Suspicions were aroused when he murdered his partner
Say what you will about H.H. Holmes, but there's no arguing the fact he was diabolical, charming, and incredibly good at convincing anyone to believe anything. He got away with murder for years, and according to The Philadelphia Inquirer, it wasn't until he made a few crucial mistakes that things started unraveling.
The first was that he killed his partner in 1894, a man named Benjamin Pitezel. He met Pitezel about the same time he met Minnie Williams, and he definitely recruited Pitezel into his schemes. The plan was pretty simple: fake Pitezel's death, then collect and split the insurance money. Instead, Holmes got him drunk, set him on fire, collected the cash, and left town with three of his children. When the claim was investigated as fraud, law enforcement caught up to Holmes in Boston and sent him back to Philadelphia, where he'd killed Pitezel.
Philadelphia assigned one of its best officials, Frank Geyer, to look for the missing kids. When he tugged on that single string, the whole elaborate tapestry started to unravel, beginning with the discovery of two Pitezel daughters — ages 11 and 15 — decomposing beneath a Toronto house Holmes had briefly rented.
The Pinkertons were put on his trail by a train robber
There was another finger pointing at H.H. Holmes, too. Also in 1894, a convicted train robber named Marion Hedgspeth, in jail in St. Louis, came forward to make a statement. A few months earlier, an inmate accused of fraud who went by the name "H.M. Howard" had promised to pay Hedgspeth $500 if he could recommend a lawyer who would be totally fine with helping him commit insurance fraud.
Hedgspeth suggested a lawyer, but Holmes got out on bail and never paid up. Upset, Hedgspeth ratted, and detectives from the Pinkerton agency were sent after Holmes. They tracked him to Philadelphia — where he was in the middle of killing his partner — and from there, the Pinkertons led the charge to arrest him in Boston (via Executed Today).
H.H. Holmes denied wrongdoing at his execution
According to Executed Today, H.H. Holmes showed no sympathy when Benjamin Pitezel's wife testified against him at his trial, but when his own current wife took the stand, he played the part with a "fount of emotion." He largely defended himself — with some aid from an attorney — and was given the death penalty on November 2, 1895, less than a week after the trial started. Holmes appealed several times, and when it became clear that he wasn't going to dodge the death penalty, he sold his confession to a newspaper for $7,500. He confessed to 27 murders, then denied any of it was true the day after it was published.

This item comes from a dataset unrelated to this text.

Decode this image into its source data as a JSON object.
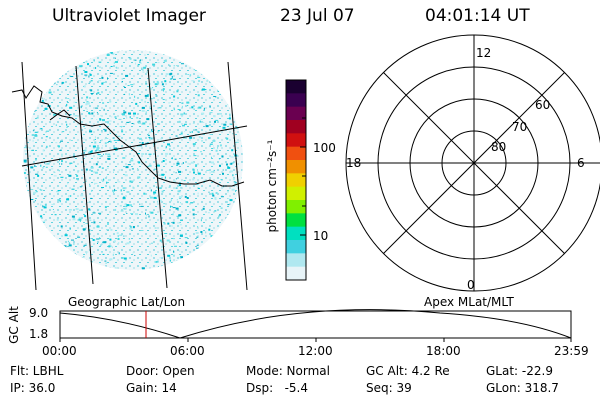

He was hanged on May 7, 1896, and as he stood on the scaffold he gave his last words, saying (in part), "I only wish to say that the extent of my wrongdoing in the taking of human life consists in contriving the killing of two women that have died at my hands as a result of criminal operations." He went on to deny killing Pitezel or his children and was hanged. Afterward, his final wishes were granted: He would be entombed in cement and buried 10 feet underground.

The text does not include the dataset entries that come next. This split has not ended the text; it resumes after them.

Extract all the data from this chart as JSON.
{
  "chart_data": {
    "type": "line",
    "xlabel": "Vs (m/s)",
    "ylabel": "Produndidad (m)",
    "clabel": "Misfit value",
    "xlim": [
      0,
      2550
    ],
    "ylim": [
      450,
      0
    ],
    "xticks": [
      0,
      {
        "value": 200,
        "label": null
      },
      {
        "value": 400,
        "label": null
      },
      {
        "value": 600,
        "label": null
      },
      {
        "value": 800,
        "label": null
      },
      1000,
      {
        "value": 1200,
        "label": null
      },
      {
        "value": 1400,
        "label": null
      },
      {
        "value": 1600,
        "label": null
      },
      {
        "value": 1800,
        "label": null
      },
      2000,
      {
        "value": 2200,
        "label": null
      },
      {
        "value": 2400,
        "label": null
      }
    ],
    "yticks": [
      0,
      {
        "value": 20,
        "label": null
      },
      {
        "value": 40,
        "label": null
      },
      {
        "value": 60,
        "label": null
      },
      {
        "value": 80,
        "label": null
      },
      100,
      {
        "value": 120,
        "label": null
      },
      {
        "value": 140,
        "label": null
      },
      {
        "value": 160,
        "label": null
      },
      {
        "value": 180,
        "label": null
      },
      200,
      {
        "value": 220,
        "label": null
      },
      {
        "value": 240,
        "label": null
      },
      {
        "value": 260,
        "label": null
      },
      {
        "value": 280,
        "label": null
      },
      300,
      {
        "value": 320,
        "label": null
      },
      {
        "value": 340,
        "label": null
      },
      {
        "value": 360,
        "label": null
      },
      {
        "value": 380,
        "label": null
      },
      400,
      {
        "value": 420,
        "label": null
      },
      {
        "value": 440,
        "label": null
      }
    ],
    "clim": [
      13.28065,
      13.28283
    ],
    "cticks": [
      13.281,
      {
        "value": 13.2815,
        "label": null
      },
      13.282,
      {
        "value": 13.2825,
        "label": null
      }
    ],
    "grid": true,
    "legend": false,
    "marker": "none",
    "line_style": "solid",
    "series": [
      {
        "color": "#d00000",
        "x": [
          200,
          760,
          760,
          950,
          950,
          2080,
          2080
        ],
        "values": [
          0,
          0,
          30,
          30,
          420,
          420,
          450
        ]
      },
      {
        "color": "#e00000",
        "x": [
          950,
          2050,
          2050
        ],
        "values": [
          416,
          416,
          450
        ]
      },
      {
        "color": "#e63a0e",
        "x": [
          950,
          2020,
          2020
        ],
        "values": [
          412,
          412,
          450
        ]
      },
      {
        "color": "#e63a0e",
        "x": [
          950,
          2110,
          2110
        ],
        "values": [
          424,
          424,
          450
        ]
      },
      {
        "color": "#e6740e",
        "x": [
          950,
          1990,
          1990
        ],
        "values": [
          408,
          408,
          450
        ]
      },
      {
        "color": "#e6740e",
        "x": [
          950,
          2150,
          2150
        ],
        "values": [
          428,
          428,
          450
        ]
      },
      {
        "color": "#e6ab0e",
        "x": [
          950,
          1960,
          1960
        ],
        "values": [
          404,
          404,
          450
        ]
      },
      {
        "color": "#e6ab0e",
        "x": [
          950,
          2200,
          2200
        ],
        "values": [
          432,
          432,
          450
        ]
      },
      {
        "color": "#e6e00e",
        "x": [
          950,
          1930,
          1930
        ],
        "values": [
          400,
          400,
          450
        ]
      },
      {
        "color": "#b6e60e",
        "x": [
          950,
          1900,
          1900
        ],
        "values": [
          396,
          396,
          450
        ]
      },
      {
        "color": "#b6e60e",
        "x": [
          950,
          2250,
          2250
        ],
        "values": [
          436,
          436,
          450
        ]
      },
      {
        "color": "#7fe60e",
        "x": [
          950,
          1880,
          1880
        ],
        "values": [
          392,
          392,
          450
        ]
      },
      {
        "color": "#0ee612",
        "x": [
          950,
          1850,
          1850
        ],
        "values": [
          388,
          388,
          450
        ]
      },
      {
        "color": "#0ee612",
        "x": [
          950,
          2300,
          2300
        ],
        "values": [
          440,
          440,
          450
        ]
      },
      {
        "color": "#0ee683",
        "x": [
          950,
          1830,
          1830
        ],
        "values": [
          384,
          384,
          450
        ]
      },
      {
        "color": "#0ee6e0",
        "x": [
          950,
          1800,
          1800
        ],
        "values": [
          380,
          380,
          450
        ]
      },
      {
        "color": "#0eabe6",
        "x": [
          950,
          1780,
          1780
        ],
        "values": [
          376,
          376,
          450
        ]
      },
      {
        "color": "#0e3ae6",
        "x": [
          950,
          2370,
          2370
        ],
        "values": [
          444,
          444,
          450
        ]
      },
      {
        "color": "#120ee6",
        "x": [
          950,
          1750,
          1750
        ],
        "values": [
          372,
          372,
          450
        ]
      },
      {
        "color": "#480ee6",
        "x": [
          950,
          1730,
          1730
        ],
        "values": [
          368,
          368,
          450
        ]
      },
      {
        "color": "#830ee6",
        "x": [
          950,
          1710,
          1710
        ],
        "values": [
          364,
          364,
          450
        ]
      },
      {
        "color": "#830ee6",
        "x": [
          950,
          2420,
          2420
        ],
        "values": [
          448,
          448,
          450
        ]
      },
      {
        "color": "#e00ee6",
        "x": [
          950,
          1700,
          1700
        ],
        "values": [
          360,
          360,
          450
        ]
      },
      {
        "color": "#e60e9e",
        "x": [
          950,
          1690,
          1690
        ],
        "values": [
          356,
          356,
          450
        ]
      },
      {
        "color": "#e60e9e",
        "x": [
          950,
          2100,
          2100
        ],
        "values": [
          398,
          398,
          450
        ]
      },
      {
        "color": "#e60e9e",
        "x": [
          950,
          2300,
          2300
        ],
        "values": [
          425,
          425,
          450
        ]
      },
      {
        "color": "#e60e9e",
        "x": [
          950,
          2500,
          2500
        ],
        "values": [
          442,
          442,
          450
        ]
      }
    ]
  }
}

The end of the Murder Castle
If the Murder Castle was still standing, there's no doubt it would have been turned into a tourist attraction. It almost was. According to Chicagoist, the building was bought only a few weeks after the police finished combing it from top to bottom. (That investigation must have given them nightmares for the rest of their lives.) Someone named A.M. Clark planned to open it to the public, but the building caught fire under mysterious circumstances. Explosions were heard only moments after a nearby night watchman saw the fire. An hour and a half later, most of the building had collapsed. A Post Office (pictured above) stands on the site today.